Cegep de Sherbrooke, Canada
Martin Aubé got his Ph.D. degree in remote sensing from Université de Sherbrooke, Canada and a M.Sc. degree in astrophysics from Université Laval, Canada. He is a Professor at Cégep de Sherbrooke physics department, where he is researcher/coordinator of GRAPHYCS research group. He is Associate Professor of the applied geomatics department at Université de Sherbrooke. Among many other affiliations, he is Associate Researcher at Centre d'applications et de recherche en télédétection (CARTEL), adjunct researcher at the Centre de recherche en astrophysique du Québec (CRAQ), and a member of the Global Environmental and Climate Change Center (GEC3).

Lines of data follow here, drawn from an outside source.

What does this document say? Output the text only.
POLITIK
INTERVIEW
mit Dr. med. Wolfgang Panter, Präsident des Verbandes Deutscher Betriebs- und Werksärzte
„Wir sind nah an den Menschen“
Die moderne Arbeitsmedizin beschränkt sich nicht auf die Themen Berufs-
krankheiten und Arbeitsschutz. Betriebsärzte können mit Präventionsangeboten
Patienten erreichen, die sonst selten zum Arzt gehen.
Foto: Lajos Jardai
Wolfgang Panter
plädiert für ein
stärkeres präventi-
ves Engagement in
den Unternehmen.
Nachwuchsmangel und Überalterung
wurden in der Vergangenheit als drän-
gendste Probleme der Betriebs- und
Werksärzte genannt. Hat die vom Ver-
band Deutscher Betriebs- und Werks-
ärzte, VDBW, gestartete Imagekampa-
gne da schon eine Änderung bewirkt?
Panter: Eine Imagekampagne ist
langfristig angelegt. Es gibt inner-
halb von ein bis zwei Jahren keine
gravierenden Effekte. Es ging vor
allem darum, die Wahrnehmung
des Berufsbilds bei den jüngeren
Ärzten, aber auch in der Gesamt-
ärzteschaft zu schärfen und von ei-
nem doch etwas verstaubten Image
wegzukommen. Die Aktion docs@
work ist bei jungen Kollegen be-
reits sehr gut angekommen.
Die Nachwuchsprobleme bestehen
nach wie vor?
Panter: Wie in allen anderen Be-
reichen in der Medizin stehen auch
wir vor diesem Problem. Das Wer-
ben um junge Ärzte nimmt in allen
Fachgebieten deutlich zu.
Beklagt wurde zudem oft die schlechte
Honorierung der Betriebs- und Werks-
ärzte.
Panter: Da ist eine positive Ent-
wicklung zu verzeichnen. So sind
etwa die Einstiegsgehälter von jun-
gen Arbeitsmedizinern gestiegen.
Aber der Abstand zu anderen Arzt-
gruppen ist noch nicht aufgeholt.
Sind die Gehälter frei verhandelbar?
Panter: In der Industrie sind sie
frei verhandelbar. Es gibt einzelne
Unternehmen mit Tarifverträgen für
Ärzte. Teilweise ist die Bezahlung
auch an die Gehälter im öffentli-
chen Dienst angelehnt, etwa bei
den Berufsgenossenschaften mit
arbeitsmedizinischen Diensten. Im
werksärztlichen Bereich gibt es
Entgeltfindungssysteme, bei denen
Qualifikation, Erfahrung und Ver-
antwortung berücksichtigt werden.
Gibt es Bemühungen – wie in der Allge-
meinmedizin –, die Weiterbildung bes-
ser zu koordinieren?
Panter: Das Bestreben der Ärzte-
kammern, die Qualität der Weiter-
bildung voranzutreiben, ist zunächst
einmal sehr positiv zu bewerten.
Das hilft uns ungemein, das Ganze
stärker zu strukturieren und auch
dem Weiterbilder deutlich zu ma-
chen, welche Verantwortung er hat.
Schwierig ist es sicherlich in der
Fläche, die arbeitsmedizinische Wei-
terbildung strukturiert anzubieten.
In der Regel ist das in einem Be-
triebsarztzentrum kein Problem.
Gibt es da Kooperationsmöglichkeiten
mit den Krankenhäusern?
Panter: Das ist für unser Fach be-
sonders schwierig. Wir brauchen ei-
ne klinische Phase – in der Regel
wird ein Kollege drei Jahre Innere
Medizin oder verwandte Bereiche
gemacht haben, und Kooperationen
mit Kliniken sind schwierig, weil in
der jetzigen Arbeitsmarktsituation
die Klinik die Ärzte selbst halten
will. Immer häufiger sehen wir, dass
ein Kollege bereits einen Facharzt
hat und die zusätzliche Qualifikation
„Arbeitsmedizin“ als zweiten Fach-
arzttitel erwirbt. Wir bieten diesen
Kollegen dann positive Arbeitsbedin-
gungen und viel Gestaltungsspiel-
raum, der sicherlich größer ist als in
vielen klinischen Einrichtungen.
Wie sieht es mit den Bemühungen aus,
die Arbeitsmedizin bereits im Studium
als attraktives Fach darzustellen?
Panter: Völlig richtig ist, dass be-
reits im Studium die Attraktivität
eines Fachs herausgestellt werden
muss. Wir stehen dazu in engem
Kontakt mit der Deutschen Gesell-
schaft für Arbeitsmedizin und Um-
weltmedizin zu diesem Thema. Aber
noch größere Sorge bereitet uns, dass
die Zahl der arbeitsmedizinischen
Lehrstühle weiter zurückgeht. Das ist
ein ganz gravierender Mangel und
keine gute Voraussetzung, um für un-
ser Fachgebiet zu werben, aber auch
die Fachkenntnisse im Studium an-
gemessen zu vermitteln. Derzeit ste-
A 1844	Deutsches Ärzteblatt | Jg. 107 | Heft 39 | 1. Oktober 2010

In this paper, we suggest to use an artificial sky radiance numerical model which account for heterogeneous distribution of light fixtures, their photometry, the satellite derived ground reflectance and topography and atmospheric optical properties to infer the point to point contribution of a given territory to the artificial sky radiance at specified observer position and viewing angles. During the past few years, the model have been validated with many in-situ hyper spectral sky radiance measurements experiments (e.g. Canary islands European Northern Observatories, Spain in 2010, US Naval Observatory, AZ USA in 2006, etc.) The model aims to identify and characterize zones at which any lighting level increase or decrease may have a larger impact on light pollution and then help to control and/or reduce light pollution levels. This innovative methodology can be seen as a high level decision tool to help local authorities to restrict or reduce light pollution unwanted impacts. Among possible application it can be used 1) to protect research class astronomical sites, 2) to constrain potential impact on human/animals health and more specifically on potential circadian cycle disruption, 3) to reduce night time induced photosynthesis on vegetation canopy, and 4) restrict unnecessary power loss from over illumination and light trespass and its impact on climate change. The model is mature for enabling public access to its results. We recently launched online interactive georeferenced model output maps. The web portal allows an easier data access and exploitation/analysis by end users from research community or civil society.